The Senate approved an amendment filed by Feeney to the Fiscal Year ‘24 budget allocating $300,000 to the Department of Public Health’s Division of Sexual and Domestic Violence Services to launch a public awareness campaign and establish measures to prevent future incidents. Additionally, the amendment authorizes the bulk purchase of test kits to detect the presence of illicit substances in drinks to be distributed at bars, restaurants and nightlife establishments in Massachusetts.
Feeney announced the amendment’s passage on May 25.
“Massachusetts has allowed a patchwork response to this crisis and we have not yet caught up as a Commonwealth to what’s actually happening on the ground,” Feeney said. “This amendment commits real, evidence-based solutions to this growing crisis, and I want all the victims and individuals affected to know that we see you and that we are committed to helping solve this problem.”
In a speech on the Senate floor, Feeney said efforts to combat date rape drug incidents were inadequate and the state is not moving fast enough to find solutions.
“These incidents are all too common, and we’ve seen countless warnings from law enforcement: use the buddy system, cover your drink, and don’t leave your drink unattended,” Feeney said. “Yet reports of these incidents persist, and the Commonwealth’s response is still catching up to the onslaught of these reports,”
Despite overwhelming support in the Senate, the amendment faces review in the legislative Conference Committee, where House and Senate members reconcile differences to create a compromise budget bill.
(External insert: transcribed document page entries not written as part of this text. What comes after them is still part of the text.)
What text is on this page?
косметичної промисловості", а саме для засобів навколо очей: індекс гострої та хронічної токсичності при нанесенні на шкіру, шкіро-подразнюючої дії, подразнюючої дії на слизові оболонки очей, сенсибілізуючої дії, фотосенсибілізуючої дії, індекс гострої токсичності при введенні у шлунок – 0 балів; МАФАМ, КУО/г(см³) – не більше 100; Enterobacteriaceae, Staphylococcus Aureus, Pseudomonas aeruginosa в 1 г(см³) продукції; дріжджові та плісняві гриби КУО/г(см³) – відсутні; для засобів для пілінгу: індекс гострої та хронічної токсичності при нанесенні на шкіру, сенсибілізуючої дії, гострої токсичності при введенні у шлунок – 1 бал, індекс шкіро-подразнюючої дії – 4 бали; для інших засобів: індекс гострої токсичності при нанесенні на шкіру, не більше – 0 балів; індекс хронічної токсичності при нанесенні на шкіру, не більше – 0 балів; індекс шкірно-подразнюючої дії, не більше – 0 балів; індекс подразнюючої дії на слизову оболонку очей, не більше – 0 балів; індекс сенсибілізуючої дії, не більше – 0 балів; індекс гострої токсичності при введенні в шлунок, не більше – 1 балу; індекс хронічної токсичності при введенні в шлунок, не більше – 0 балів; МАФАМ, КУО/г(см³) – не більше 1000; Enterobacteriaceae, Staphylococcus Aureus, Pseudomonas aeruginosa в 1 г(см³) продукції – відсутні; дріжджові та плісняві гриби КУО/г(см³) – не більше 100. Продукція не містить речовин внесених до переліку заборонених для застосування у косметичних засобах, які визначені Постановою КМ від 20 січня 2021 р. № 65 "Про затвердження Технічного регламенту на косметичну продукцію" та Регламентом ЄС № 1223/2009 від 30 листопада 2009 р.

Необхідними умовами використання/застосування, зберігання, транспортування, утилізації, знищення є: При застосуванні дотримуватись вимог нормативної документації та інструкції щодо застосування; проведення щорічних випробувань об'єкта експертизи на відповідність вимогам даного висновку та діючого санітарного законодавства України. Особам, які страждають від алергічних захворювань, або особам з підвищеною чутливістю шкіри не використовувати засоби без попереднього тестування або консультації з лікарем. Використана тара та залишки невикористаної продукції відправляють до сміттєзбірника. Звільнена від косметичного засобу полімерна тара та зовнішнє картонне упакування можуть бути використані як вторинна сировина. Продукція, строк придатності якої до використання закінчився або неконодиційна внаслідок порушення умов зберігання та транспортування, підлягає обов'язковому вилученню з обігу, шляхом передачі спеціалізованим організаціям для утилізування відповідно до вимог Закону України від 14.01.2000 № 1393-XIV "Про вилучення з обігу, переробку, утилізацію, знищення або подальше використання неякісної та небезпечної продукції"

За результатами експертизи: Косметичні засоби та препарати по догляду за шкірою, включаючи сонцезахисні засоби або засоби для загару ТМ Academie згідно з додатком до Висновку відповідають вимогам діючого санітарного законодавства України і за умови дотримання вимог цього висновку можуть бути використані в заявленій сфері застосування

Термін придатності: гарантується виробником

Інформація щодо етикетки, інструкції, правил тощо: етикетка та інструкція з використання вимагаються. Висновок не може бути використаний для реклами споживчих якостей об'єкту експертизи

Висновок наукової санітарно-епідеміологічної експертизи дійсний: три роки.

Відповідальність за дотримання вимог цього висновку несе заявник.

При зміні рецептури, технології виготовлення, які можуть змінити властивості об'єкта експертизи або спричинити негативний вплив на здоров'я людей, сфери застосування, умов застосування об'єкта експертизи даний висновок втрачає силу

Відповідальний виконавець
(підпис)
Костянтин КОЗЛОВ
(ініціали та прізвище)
Depending on their decisions, the committee could either keep or remove the amendment in the final bill.
n January 2023, Feeney learned of one of his constituents, who had been denied additional care at Massachusetts General Hospital in Boston despite being a victim of a date rape drug. The following month, Feeney filed legislation that would require the Massachusetts Department of Health to establish a Date Rape Drug Response and Intervention Task Force.
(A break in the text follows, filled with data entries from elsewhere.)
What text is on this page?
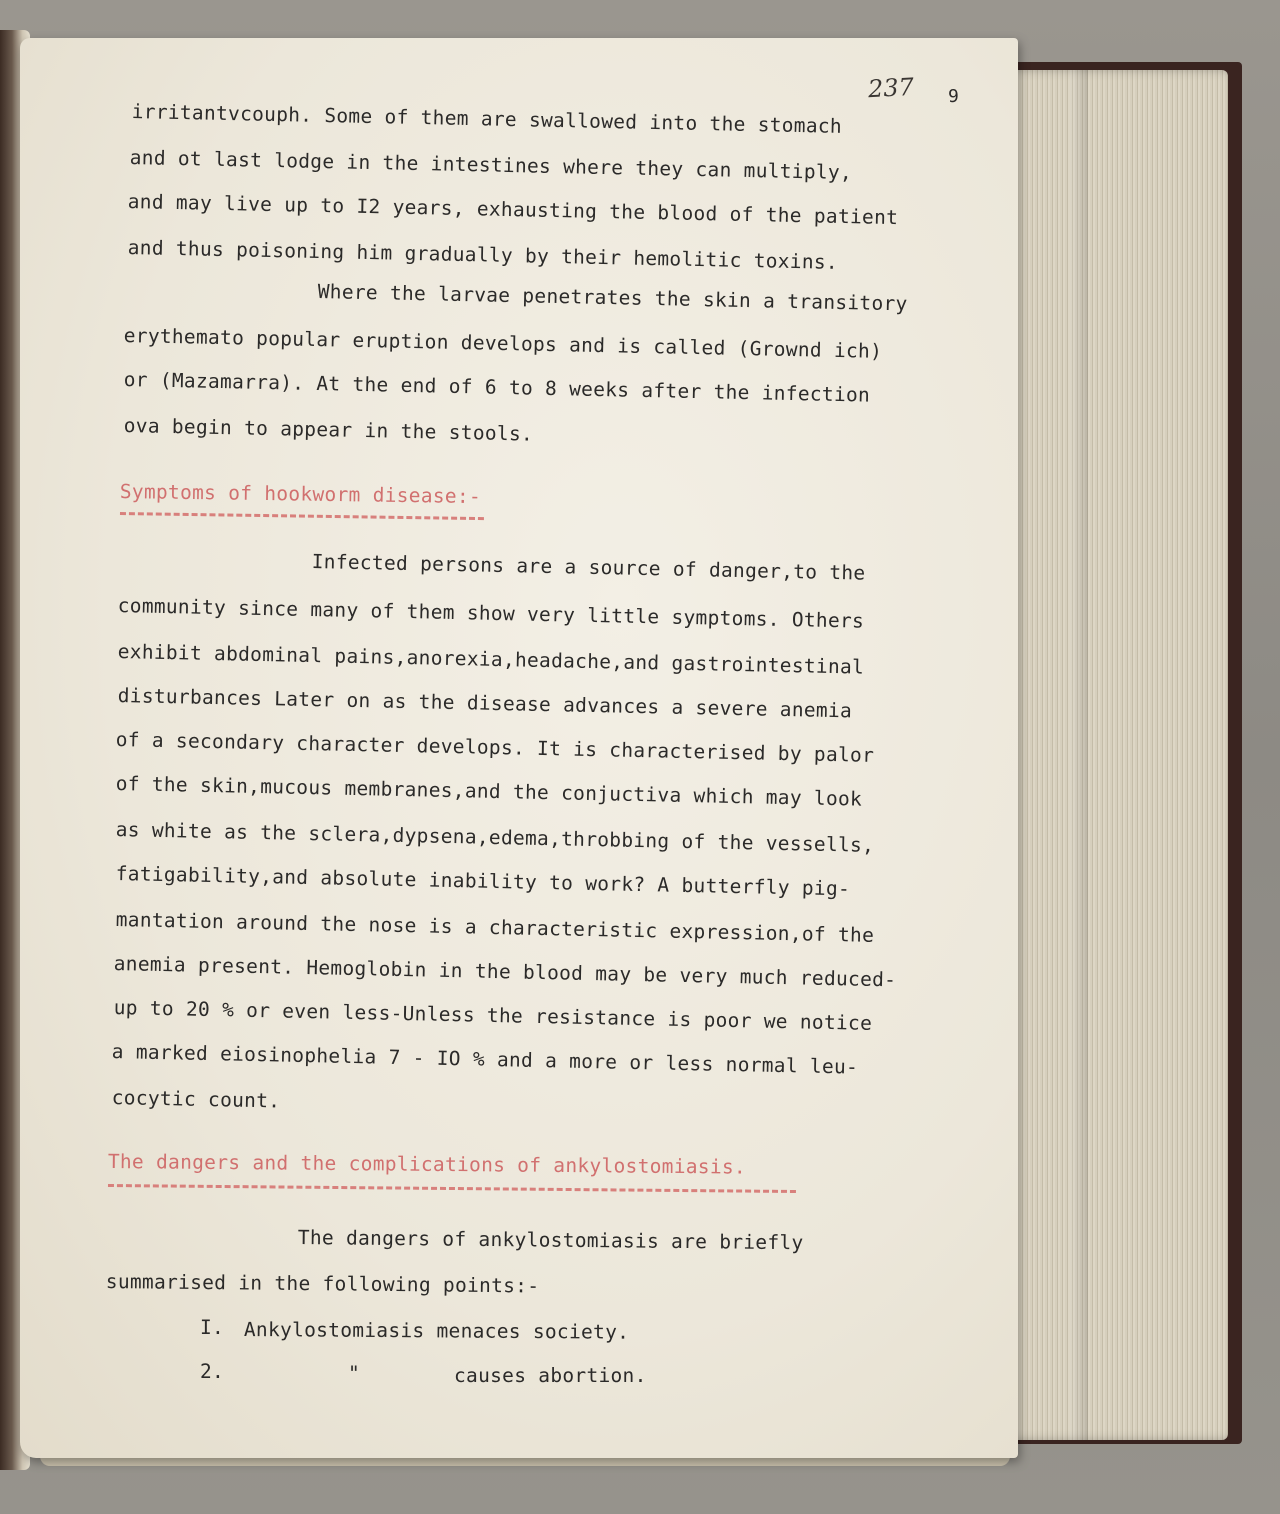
237 9
irritantvcouph. Some of them are swallowed into the stomach
and ot last lodge in the intestines where they can multiply,
and may live up to I2 years, exhausting the blood of the patient
and thus poisoning him gradually by their hemolitic toxins.
Where the larvae penetrates the skin a transitory
erythemato popular eruption develops and is called (Grownd ich)
or (Mazamarra). At the end of 6 to 8 weeks after the infection
ova begin to appear in the stools.
Symptoms of hookworm disease:-
Infected persons are a source of danger,to the
community since many of them show very little symptoms. Others
exhibit abdominal pains,anorexia,headache,and gastrointestinal
disturbances Later on as the disease advances a severe anemia
of a secondary character develops. It is characterised by palor
of the skin,mucous membranes,and the conjuctiva which may look
as white as the sclera,dypsena,edema,throbbing of the vessells,
fatigability,and absolute inability to work? A butterfly pig-
mantation around the nose is a characteristic expression,of the
anemia present. Hemoglobin in the blood may be very much reduced-
up to 20 % or even less-Unless the resistance is poor we notice
a marked eiosinophelia 7 - IO % and a more or less normal leu-
cocytic count.
The dangers and the complications of ankylostomiasis.
The dangers of ankylostomiasis are briefly
summarised in the following points:-
I. Ankylostomiasis menaces society.
2.	"	causes abortion.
The task force would be responsible for tracking confirmed drugging incidents and issuing recommendations on standardizing care and testing at hospitals regardless if someone was sexually assaulted or not. The bill has gained bipartisan support from state Sen. Patrick O’Connor (R-Weymouth) who is a co-sponsor.
“Survivors shouldn’t have to play hospital roulette and guess which provider is going to test them for being involuntarily drugged at a nightclub,” Feeney said. “Whether you are at a bar in Boston, Barnstable or in Attleboro, victims should know with confidence that they can walk into an emergency room, get the testing they need, and confirm whether they have been drugged.”
The legislation was referred to the Joint Committee on Public Health for a public hearing on June 6 at the Gardner Auditorium at the State House.